At the start of 1917, Captain William Rees Rush commanded the Navy Yard in Boston and commandant of the First Naval District. He held the position since November, 1914. Although he officially retired on October 16, 1916, the Navy recalled him on October 17, 1916 to continue at Commander, Navy Yard, Boston. The Navy detached him from duty as Commander, First Naval District on February 7, 1918, but retained him as Commandant, Navy Yard. Finally, they retired Captain Rush on March 1919 upon being relieved of duty. As Commandant, he oversaw many aspects of the Navy Yard and the transition to war. Besides reports of suspicious personnel or fires, he hired George Brown to be the athletic director for the First Naval District and promoted sports. For example, the Y.M.C.A built the first recreational facilities at the Navy Yard under his command. However, this is a small section of Captain Rush’s 43 year career in the United States Navy. And, it is not even the most significant time of his career.
Born in Philadelphia on September 19, 1857, William entered the U.S. Navy as a midshipman in June, 1872. This was not a Naval Academy midshipman appointment. William experienced a more “traditional” navy officer’s education. It lasted nearly ten years until his promotion to ensign in October, 1881.

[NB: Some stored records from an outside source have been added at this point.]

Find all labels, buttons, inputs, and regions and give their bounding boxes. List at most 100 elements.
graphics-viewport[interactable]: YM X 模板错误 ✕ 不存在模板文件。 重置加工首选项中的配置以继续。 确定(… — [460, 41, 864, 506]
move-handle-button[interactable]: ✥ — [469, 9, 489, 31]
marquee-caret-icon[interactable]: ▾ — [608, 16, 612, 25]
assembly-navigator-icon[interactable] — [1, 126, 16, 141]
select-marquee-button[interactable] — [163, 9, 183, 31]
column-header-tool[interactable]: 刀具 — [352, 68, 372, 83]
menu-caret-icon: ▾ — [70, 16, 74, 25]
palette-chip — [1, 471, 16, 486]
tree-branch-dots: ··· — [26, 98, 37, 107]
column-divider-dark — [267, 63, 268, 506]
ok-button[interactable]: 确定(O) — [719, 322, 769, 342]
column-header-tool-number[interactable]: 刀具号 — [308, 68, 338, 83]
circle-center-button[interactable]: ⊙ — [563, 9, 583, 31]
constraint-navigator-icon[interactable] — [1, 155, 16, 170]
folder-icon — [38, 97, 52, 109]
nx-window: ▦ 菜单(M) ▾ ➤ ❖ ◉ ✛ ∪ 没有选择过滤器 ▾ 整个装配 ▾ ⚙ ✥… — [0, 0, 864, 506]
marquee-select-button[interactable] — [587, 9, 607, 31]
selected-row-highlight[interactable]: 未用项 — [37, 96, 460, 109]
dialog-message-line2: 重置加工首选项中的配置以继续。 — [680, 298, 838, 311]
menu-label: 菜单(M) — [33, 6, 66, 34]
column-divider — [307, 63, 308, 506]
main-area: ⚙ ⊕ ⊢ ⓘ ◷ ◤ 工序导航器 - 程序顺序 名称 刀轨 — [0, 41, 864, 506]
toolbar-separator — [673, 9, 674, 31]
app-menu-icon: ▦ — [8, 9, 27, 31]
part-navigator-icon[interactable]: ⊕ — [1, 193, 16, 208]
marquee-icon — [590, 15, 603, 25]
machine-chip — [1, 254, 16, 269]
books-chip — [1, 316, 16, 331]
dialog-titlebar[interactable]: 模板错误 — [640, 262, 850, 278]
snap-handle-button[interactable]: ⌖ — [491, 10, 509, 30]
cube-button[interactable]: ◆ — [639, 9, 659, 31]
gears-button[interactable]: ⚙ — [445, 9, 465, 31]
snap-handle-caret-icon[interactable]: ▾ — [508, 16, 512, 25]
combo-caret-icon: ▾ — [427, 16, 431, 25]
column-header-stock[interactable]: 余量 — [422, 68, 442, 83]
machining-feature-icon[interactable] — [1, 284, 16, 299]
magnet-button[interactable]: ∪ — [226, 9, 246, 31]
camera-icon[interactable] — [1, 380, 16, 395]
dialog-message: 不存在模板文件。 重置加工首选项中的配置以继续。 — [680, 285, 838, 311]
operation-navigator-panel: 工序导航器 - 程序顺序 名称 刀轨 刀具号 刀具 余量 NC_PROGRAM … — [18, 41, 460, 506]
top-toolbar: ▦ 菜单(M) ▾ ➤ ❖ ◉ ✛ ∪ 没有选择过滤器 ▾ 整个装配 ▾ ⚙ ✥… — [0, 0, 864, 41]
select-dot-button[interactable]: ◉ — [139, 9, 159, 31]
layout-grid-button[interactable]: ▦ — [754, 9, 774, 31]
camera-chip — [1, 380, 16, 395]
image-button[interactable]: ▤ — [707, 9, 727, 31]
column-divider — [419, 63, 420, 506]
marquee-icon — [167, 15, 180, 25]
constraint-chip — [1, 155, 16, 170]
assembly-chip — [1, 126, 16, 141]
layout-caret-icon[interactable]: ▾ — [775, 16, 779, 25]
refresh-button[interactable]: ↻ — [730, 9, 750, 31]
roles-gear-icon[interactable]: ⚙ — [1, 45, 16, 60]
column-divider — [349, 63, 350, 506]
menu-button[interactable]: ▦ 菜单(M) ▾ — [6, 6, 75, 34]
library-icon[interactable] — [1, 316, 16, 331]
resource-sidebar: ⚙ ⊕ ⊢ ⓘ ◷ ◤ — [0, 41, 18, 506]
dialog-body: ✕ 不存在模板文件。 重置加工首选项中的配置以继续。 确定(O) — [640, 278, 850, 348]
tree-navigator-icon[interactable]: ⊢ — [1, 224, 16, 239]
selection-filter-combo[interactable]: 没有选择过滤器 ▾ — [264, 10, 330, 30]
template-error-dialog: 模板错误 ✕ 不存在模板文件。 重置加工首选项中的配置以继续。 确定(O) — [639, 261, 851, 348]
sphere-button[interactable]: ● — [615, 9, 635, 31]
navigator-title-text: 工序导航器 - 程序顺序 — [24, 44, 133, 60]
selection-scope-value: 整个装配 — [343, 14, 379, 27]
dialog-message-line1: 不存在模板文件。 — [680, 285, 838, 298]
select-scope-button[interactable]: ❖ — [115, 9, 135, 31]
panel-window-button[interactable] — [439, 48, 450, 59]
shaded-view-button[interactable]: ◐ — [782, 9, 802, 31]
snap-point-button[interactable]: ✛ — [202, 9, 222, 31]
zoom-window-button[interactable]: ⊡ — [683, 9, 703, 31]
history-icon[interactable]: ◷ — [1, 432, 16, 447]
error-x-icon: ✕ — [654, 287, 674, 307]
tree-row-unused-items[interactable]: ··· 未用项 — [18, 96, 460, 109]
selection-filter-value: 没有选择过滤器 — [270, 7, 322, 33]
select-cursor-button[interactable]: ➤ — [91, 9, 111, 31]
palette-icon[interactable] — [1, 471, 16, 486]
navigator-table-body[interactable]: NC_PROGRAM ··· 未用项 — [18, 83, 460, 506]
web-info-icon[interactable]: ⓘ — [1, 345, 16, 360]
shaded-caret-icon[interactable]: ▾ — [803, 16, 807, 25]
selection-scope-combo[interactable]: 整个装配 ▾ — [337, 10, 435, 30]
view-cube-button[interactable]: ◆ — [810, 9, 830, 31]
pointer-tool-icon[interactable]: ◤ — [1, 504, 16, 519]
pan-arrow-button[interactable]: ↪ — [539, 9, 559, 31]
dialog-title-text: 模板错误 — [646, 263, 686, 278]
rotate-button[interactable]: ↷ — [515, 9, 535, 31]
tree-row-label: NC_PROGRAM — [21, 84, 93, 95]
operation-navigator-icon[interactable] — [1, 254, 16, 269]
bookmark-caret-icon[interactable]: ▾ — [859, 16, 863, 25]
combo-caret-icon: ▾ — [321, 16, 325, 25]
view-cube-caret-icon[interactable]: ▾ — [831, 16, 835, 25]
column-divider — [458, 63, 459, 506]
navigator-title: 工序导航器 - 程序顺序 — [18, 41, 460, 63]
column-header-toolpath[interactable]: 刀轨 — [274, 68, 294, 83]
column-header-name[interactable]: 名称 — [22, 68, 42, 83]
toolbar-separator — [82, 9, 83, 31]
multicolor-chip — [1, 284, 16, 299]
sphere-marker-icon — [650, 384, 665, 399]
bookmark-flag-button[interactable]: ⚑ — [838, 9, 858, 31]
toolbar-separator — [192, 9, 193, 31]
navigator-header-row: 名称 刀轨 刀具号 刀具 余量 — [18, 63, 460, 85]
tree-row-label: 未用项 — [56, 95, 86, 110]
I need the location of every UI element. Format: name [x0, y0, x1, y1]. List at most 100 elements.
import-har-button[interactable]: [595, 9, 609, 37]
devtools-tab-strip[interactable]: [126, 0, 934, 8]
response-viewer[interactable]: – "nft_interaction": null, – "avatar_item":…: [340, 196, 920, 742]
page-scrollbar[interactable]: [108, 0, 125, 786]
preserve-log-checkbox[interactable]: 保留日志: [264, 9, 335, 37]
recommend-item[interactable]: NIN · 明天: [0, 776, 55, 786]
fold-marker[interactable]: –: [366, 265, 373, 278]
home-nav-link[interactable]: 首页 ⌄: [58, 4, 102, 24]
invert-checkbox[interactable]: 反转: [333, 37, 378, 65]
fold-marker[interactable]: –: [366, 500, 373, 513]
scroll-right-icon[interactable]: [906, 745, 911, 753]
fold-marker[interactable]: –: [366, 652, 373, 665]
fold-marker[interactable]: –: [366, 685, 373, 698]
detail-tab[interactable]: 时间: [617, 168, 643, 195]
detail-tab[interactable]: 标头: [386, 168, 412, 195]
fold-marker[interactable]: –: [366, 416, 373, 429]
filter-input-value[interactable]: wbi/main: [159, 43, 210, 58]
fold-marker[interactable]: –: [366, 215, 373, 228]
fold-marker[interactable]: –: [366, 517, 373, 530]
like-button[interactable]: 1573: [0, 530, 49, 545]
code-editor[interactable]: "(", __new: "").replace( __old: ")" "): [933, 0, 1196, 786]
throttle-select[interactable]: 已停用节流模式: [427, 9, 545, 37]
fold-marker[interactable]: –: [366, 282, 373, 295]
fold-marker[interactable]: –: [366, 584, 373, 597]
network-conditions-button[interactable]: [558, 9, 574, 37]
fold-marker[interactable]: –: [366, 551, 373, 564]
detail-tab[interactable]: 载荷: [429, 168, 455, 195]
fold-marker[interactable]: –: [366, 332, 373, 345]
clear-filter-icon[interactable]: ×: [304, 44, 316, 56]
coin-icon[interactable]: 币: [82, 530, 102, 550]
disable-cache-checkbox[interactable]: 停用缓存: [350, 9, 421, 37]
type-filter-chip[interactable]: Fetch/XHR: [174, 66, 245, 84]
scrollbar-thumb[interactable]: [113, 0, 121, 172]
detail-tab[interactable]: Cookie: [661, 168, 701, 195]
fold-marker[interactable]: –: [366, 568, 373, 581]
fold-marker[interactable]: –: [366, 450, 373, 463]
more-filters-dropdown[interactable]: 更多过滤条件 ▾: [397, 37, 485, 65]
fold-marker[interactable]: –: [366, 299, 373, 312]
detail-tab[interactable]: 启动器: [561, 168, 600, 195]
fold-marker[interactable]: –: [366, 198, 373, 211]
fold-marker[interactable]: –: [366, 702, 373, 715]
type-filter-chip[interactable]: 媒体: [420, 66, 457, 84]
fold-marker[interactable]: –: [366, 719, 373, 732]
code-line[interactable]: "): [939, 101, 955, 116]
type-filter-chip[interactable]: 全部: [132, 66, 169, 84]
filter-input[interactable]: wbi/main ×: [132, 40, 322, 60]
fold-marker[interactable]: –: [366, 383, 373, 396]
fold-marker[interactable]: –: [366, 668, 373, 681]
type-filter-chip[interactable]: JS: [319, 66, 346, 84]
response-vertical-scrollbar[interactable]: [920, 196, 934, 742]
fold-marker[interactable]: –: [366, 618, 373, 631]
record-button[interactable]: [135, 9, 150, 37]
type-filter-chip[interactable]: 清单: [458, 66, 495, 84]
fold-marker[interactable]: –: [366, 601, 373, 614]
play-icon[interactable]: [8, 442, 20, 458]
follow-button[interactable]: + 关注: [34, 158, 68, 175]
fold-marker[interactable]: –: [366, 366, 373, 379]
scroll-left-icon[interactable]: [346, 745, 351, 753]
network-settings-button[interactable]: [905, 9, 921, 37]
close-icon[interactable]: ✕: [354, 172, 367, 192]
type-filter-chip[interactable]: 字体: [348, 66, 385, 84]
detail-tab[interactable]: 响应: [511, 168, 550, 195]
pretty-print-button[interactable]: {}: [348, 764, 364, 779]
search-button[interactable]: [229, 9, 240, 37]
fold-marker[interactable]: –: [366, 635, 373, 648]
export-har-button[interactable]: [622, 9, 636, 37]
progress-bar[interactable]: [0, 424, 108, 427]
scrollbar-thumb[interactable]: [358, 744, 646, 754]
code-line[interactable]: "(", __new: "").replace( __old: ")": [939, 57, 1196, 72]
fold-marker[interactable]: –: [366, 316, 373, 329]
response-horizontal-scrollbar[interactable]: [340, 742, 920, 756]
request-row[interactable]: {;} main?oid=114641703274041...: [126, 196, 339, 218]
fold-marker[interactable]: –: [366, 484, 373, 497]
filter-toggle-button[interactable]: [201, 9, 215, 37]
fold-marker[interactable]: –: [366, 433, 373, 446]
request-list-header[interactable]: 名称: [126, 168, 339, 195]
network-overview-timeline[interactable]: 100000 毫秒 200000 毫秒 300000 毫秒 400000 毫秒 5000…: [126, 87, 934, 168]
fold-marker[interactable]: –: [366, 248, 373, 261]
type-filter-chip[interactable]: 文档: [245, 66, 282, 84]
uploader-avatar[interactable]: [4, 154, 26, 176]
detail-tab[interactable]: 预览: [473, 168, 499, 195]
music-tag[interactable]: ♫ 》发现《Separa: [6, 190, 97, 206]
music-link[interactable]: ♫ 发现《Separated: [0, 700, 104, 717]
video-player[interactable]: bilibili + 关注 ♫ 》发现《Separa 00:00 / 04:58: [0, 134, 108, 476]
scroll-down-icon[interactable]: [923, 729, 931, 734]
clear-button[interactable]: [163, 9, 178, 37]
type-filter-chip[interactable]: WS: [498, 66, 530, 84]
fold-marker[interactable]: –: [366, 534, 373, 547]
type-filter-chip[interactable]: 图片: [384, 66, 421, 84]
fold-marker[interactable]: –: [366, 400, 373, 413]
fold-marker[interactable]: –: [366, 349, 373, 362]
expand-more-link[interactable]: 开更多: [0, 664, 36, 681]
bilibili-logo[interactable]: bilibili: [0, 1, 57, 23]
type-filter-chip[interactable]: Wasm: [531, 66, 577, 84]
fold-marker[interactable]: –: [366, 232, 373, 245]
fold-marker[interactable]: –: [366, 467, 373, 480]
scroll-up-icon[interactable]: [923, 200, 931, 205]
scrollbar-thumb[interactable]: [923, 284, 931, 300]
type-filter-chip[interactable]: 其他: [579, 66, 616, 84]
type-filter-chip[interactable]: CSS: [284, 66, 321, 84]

Officer promotion worked completely different during Captain Rush’s service than now. Currently, promotions from ensign to lieutenant (junior grade) (LTJG) and LTJG to lieutenant (LT) are each two years with a minor review of the officer’s service record. William was promoted to LTJG in February, 1889 and promoted to LT in December, 1893. Ensign to LTJG was eight years and LTJG to LT was only four years. Plus, there were examinations. However, it is difficult to find much information without digging through the Bureau of Navigation or Personnel archives.
After several years at LT, William attended the Navy’s War College in 1900. This duty assignment prepared William for promotion to lieutenant commander (LCDR) in 1901. He also married Jane Pomroy Hare while attending the War College. There’s nearly a month of leave probably because Jane and William married in Hawaii.
In 1909, William was promoted to captain (CAPT). In December 1913, he attached to the Florida (BB-30). In April 1914, BB-30 and CAPT Rush were order to Vera Cruz as part of a expedition to evict General Victoriano Huerta from the Mexican presidency after a coup d’état. Between 21 and 22 April, CAPT Rush led a naval brigade (about 1,600 men) to take Vera Cruz. In about 24 hours, the city was captured with 17 dead and 65 wounded. In December, 1915, CAPT Rush was awarded the Medal of Honor.
After WWI, CAPT Rush and Jane Hare traveled Europe. Eventually, they landed up in Pallanza, Italy. CAPT Rush died on August 2, 1940, just after the fall of France. Jane Hare passes away in Switzerland on August 27, 1947.
As Commandant of the First Naval District, CAPT William Rush promoted sports and competition. It wasn’t limited to hockey, but football and other sports as well. He hired one of the best sports promoters of the era, and likely had a hand in acquiring talent, too. Whether for public relations or a competition against the Second Naval District or concern for the health of sailors, I doubt we’ll ever know. May be it was all three. Without Rush’s appointment of George Brown, we might not have had the first united states hockey league of national preeminence, the United States Amateur Hockey Association.